3.6 Final Project Definition
Use the information from assessments of the system and application I/O characteristics to define the project parameters. The type of SAN and the I/O behaviors point to the performance parameters and host system behavior expectations. The project definition also takes into account failure modes and other operational considerations such as dynamic SAN reconfiguration. Use the definition as a yardstick for measuring whether or not the goals of the SAN have been accomplished.
NAS Replacement SAN Definition
The definition of the design for the NAS replacement SAN is fairly simple. (See Figure 3.1 on page 59.) The parameters that drive the design are the bandwidth required for the application and multipath I/O channel infrastructure that prevents a systems outage in the case of a single I/O channel failure.
The bandwidth required is minimal, with a peak measured usage of 13MBps. This means that any single Ultra SCSI or Fibre Channel I/O interface can meet the bandwidth requirement for this SAN. The multipath I/O channel configuration requires a minimum of two channels per host system or storage system. Because two I/O channels provide from 72MBps to 200MBps, depending on the selected type, the bandwidth requirement can easily be met. The SAN requires 1TB of storage to accommodate its current data set and an additional 0.5TB of storage to accommodate six months of growth. All of the interconnections between fabric devices, if any are necessary, will also require two I/O channels.
Storage Consolidation SAN Definition
The definition of the storage consolidation SAN project is more complicated due to higher performance requirements and more tradeoffs to accommodate the different host systems and applications. (See Figure 3.4 on page 63.) Fabric bandwidth is one of the defining parameters of the SAN. Although only one of the systems has bandwidth requirements in even the average range for a single host system, the bandwidth requirements of all the systems being consolidated must be serviced concurrently on the SAN fabric.
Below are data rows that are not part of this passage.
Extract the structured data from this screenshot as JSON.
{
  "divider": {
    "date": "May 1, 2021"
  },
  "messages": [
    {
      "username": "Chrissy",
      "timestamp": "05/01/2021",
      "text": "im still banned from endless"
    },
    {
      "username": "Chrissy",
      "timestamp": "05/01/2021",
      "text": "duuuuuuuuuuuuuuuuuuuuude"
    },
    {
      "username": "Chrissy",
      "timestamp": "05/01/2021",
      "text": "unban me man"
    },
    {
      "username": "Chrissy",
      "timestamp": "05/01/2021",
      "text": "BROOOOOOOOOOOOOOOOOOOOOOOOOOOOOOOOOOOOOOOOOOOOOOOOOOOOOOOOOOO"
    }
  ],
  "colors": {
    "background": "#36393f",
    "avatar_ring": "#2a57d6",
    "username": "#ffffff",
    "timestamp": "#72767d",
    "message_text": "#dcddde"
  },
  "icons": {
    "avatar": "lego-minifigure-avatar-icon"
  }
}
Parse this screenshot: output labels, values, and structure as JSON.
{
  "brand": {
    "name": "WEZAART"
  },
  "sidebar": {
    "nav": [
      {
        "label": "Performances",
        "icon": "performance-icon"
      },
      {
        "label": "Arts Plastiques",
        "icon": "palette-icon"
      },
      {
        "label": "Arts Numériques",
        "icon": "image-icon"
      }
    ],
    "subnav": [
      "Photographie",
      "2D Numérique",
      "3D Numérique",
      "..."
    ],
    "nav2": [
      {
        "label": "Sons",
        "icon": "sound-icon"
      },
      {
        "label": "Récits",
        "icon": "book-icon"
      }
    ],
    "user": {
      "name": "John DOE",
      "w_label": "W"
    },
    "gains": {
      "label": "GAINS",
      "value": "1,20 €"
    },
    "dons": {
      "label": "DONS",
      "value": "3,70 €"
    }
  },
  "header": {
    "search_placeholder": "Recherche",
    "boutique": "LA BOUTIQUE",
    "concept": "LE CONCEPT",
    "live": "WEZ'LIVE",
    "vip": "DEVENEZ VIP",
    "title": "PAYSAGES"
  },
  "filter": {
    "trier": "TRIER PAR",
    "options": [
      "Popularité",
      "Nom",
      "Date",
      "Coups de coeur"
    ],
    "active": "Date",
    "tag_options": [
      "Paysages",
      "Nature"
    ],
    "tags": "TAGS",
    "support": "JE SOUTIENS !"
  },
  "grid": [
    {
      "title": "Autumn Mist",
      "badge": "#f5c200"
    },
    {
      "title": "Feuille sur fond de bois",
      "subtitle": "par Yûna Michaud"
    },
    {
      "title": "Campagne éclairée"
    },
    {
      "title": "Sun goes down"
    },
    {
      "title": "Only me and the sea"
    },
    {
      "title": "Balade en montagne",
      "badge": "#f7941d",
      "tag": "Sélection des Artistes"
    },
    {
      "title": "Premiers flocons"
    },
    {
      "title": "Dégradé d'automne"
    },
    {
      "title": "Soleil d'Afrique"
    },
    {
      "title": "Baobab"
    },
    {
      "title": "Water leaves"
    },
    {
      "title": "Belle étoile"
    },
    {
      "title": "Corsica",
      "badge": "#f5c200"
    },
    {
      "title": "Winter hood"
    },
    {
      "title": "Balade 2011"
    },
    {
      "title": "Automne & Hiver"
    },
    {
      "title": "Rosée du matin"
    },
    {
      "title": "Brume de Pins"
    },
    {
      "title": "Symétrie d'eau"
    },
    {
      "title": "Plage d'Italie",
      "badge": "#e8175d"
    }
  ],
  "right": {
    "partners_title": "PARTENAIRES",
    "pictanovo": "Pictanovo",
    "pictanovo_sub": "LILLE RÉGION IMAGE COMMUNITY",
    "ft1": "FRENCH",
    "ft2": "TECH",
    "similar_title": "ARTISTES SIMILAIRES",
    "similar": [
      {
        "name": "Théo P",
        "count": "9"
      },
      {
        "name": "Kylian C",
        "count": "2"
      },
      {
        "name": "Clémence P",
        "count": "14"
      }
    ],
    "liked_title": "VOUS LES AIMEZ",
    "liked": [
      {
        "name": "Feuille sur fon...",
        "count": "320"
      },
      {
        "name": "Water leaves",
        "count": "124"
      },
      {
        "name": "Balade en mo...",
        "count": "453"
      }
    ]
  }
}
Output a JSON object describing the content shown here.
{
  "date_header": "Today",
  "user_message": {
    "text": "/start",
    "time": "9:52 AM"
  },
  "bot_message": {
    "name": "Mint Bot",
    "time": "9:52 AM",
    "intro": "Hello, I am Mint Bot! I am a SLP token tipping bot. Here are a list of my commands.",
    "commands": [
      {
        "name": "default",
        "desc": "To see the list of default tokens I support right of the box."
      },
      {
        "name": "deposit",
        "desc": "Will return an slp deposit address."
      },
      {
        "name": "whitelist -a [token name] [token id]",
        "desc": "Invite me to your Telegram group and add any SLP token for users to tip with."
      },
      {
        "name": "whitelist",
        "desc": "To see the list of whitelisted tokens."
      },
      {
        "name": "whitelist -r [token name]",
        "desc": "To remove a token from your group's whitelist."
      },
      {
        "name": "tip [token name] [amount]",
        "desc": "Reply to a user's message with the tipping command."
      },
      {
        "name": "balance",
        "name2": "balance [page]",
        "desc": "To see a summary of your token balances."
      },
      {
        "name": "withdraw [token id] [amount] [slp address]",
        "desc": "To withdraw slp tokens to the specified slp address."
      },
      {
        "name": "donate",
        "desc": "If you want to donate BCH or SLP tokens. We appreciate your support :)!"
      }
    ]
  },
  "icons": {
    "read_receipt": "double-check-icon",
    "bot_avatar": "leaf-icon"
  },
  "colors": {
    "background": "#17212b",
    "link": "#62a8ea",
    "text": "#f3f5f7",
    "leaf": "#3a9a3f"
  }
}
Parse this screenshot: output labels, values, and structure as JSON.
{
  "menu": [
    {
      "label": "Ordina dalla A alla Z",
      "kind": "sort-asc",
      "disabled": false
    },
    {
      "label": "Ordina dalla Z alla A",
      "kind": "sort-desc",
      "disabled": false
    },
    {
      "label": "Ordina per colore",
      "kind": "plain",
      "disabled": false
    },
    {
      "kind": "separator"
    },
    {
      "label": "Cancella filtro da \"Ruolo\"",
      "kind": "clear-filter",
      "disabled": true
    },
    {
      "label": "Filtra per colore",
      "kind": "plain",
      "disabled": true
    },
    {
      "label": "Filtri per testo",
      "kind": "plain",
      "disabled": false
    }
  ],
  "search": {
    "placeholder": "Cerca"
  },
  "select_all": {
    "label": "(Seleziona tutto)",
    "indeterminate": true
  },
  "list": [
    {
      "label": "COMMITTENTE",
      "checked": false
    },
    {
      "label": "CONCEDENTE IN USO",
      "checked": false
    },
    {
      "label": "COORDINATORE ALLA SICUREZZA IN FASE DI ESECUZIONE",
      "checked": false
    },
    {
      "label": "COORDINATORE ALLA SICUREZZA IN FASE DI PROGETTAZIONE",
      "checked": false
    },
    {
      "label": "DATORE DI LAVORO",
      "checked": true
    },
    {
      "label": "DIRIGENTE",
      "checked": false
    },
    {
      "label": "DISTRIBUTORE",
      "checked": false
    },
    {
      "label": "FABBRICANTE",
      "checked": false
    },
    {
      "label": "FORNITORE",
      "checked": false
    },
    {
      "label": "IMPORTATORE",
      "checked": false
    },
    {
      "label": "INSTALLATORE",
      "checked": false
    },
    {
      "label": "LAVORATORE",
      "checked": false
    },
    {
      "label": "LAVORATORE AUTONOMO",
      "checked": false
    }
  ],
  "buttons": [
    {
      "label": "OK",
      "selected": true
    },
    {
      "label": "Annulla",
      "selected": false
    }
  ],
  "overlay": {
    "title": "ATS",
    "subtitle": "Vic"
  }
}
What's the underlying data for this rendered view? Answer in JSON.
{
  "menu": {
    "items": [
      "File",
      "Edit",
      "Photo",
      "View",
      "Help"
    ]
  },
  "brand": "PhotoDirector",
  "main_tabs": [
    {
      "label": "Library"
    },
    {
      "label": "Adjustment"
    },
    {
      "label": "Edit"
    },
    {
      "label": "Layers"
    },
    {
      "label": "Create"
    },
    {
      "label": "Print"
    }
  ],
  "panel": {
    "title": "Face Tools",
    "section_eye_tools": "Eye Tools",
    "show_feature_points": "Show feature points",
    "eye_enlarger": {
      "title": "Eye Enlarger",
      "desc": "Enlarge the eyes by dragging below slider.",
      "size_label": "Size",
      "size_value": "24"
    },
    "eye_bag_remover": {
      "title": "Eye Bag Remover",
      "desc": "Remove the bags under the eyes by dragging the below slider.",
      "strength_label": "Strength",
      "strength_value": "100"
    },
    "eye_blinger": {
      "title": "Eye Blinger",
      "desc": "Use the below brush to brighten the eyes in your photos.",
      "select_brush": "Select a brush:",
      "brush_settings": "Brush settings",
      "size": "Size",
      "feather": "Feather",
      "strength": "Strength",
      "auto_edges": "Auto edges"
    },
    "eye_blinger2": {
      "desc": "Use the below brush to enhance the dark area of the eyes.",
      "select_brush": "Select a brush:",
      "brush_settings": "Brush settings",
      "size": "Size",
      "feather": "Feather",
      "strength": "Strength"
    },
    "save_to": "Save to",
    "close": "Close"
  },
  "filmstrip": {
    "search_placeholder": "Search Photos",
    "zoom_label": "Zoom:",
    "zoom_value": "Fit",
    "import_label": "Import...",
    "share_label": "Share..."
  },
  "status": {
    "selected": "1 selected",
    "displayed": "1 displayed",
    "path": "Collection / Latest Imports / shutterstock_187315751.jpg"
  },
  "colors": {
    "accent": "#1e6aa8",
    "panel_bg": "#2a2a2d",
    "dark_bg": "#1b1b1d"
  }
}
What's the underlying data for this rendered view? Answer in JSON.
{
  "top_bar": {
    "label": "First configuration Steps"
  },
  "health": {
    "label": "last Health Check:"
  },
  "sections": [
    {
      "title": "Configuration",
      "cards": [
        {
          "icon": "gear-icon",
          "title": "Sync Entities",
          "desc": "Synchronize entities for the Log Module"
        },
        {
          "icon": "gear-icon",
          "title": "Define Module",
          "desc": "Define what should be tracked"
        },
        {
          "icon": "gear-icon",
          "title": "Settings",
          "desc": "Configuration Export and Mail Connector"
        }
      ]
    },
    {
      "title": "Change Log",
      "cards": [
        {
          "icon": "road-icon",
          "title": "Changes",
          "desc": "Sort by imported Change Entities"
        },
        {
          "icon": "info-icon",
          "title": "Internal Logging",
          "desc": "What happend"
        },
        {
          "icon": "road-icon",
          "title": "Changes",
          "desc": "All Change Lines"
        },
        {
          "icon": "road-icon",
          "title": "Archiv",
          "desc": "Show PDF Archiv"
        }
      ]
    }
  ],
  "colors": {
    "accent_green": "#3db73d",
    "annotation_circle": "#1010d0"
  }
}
The storage consolidation SAN requires a multipath I/O channel configuration for failure resilience and load balancing, if possible. This SAN supports a data warehouse ETL workload, so the SAN includes a data movement tool that improves data transfer times and removes load from the consolidated host system's IP networks.
Aggregate bandwidths of 400MBps in the fabric and 100MBps per host system are necessary in this SAN. This performance should be adequate given a more evenly balanced workload across all of the systems. A balanced workload eliminates the spikes in the peak usage of the one host system with needs that exceed 100MBps. The SAN requires at least a pair of Ultra SCSI II controllers (or faster) to meet the SAN host system performance requirements. Because of the multiple controllers required for bandwidth, the multiple channel I/O failover and load balancing configuration requirement can also be met. The storage space required for this SAN is 4.5TB at the start.
This allocation provides storage space for the current data set on all three host systems, plus the capability to grow all three host systems by 0.5TB or any individual host system by up to 1.5TB on an immediate need basis.
Capacity-Planning SAN Definition
The bandwidth and flexibility requirements of the host systems characterize the project definition for the data warehouse capacity-planning SAN. The requirements also include a multiple I/O channel configuration for host system and storage device resilience. Features include data replication for scalability and disaster recovery that support the business-critical data warehouses targeted for the SAN.
Each host system requires 200MBps of bandwidth for storage devices, and the fabric must support the aggregate traffic of four host systems. These requirements mean that the fabric will require 800MBps of bandwidth to support the concurrent load of the host systems. The storage devices must also support the 200MBps from each host system either individually or as a group, depending on their size and the final allocation to each system. Two Fibre Channel I/O channels can meet the bandwidth and multiple I/O channel failover needs of each system. Only two I/O channels require high per-channel IOPS performance, so a trade-off that installs more I/O controllers to meet the IOPS needs of the host systems may be necessary. A higher number of the same, or lower, performance I/O channels can meet the IOPS needs of the host systems and provide a lower per-channel IOPS solution. However, the lower performance I/O channels might not meet the bandwidth needs.
The storage space requirement for the capacity-planning SAN is 1TB per deployed system or 4TB total to start. It is likely that there will be data growth, so some expansion capacity can be built into the SAN. To provide for the data replication scheme, the SAN requires installation of some additional fabric connectivity in order to increase available bandwidth without slowing the data warehouse application systems usage. Chapter 4 shows how the host design parameters defined here can translate into useful SAN designs.
Other SAN Types
The SAN design definition for a new project is set to meet the requirements of the project. A good strategy for setting these requirements involves finding applications or host systems that may have performance and host system needs that meet the requirements of the new project. Then apply the parameters of those systems to the new project SAN.
The design for an experimental SAN meets the testing requirements of the SAN. For example, if performing IOPS-limit evaluations, then use a low number of channels and a high IOPScapable storage device. If testing failover under stress, then specify at least one alternate I/O channel. Test SAN limits and behaviors by constraining the I/O parameter to be tested and then observing what happens to the host systems, storage devices, and fabric devices when an extreme load is placed on the SAN.